Par ailleurs, la circulaire incite les préfets de régions et de départements à soutenir en priorité au cours de ces 6 ans de CRTE les projets alliant développement urbain et sobriété foncière, ainsi que les aménagements urbains soucieux de l’environnement.

« (…) tels que la construction durable de logements, la rénovation des logements et les commerces en cœur de ville, le recyclage des friches et des zones d’activités économiques en périphérie. Vous veillez en particulier aux aménagements urbains, qui contribuent à rendre la ville attractive et renforcent sa résilience face au changement climatique, pour atténuer les effets des canicules et des inondations par exemple ».

2.     Les outils opérationnels et réglementaires : les opérations de revitalisation des territoires (ORT) et le projet partenarial d’aménagement (PPA)

La loi n° 2018-1021 du 23 novembre 2018 portant évolution du logement, de l’aménagement et du numérique (dite loi ELAN) a créé de nouveaux outils contractuels en faveur de l’aménagement des territoires, les contrats de projet partenarial d’aménagement (PPA) et les conventions d’opération de revitalisation des territoires (ORT).

La circulaire du 4 février 2019 relative à l’accompagnement par l’Etat des projets d’aménagement des territoires 5)Voir article de notre blog sur le sujet en février 2019 apportait déjà des informations sur la nature, les objectifs, l’élaboration, le contenu et le périmètre de mise en œuvre du PPA et de la convention ORT.

En premier lieu, en ce qui concerne les opérations de revitalisation des territoires (ORT).

La circulaire encourage les préfets à inciter les communes et intercommunalités à s’engager dans ces opérations de revitalisation des territoires notamment les villes engagées dans le programme Petite Villes de demain puis celles dans le programme Action cœur de ville. A ce jour, la circulaire note que 228 conventions sont signées concernant 362 communes.

En second lieu, en ce qui concerne le projet partenarial d’aménagement (PPA).

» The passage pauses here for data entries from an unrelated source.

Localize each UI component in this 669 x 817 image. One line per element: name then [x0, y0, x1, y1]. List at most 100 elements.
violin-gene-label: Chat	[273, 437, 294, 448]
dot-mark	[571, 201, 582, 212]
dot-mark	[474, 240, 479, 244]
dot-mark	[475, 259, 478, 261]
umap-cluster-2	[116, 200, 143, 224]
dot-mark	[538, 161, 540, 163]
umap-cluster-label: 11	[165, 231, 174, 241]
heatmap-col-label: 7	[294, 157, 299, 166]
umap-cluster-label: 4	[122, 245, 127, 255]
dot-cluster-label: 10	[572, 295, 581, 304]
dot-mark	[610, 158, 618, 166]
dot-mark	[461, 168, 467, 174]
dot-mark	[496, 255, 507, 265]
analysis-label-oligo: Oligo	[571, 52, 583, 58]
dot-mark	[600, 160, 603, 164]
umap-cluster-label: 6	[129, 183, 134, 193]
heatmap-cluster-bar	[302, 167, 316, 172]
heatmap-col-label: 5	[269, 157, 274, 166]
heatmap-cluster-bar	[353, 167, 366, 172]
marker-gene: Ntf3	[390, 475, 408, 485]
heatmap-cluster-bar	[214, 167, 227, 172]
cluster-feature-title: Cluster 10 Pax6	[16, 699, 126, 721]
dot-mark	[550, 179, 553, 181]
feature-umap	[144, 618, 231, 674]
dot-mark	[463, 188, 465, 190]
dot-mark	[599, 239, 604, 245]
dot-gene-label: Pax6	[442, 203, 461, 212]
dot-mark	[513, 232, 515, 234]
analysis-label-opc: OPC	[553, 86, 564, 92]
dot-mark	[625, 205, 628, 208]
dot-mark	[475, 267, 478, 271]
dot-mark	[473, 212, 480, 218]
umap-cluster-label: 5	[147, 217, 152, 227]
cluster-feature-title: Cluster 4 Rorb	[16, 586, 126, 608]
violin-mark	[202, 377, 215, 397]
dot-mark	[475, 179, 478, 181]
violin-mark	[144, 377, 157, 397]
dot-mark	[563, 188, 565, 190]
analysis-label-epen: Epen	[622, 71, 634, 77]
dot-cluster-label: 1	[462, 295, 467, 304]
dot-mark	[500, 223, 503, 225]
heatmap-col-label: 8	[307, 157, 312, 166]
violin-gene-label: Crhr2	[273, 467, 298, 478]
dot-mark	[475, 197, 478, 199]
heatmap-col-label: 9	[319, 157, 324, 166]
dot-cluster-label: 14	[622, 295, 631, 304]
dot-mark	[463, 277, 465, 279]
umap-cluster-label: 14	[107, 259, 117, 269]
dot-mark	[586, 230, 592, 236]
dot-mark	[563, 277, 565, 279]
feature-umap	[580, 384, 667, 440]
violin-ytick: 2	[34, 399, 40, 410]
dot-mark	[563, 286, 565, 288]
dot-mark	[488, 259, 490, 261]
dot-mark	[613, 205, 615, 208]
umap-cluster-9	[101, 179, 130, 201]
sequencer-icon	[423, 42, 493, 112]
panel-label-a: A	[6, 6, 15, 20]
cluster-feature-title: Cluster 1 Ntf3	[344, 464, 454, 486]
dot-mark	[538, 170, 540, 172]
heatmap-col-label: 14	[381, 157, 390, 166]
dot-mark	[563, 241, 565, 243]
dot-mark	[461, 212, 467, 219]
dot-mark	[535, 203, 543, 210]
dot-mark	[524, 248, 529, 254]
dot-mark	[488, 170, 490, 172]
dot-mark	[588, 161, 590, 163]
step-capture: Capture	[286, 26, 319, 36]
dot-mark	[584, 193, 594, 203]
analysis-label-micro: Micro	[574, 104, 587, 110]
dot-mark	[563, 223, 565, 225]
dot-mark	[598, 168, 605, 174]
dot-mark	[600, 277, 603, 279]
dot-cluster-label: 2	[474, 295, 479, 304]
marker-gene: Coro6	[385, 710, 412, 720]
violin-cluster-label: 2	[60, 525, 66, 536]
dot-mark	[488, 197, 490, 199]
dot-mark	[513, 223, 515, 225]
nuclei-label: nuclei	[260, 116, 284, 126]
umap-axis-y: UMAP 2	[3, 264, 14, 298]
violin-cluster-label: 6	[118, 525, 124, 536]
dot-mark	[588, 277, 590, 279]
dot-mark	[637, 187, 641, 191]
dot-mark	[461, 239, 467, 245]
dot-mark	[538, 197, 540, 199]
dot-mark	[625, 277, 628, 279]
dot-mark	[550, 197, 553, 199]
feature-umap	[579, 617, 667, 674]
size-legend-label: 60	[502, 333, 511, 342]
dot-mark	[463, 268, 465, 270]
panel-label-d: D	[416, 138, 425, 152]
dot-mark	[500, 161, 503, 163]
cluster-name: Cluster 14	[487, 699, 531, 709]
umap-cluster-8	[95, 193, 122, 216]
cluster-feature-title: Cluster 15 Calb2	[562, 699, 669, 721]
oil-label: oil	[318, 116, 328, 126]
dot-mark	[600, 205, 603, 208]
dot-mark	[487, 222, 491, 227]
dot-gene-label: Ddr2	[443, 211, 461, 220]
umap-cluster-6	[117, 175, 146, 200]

La circulaire invite les préfets à inciter les collectivités à conduire un projet partenarial d’aménagement. Le contrat de PPA met au premier plan le niveau intercommunal pour mener des opérations d’aménagement complexes associant collectivités, Etat et / ou ses établissements publics. En effet, un PPA peut prévoir la création d’une grande opération d’urbanisme (GOU) au sein de laquelle l’exercice de compétences dérogera au droit commun 6)Articles L. 312-3 et s. du code de l’urbanisme

3.     Les outils de planification locale : développement des PLUi

Comme le rappelle la présente circulaire, la loi n° 2014-366 du 24 mars 2014 pour l’accès au logement et un urbanisme rénové (dite loi ALUR) a instauré en son article 136 un transfert de la compétence automatique en matière de PLU aux communautés de communes et aux communautés d’agglomération. Au 31 décembre 2020, 50,8% des établissements publics de coopération intercommunale (EPCI) à fiscalité propre détiennent la compétence PLU couvrant une population d’environ 40 millions d’habitants. Ces chiffres bien que constituant un « socle prometteur, demeurent insuffisants et de fortes disparités territoriales demeurent » relèvent les auteurs de la circulaire.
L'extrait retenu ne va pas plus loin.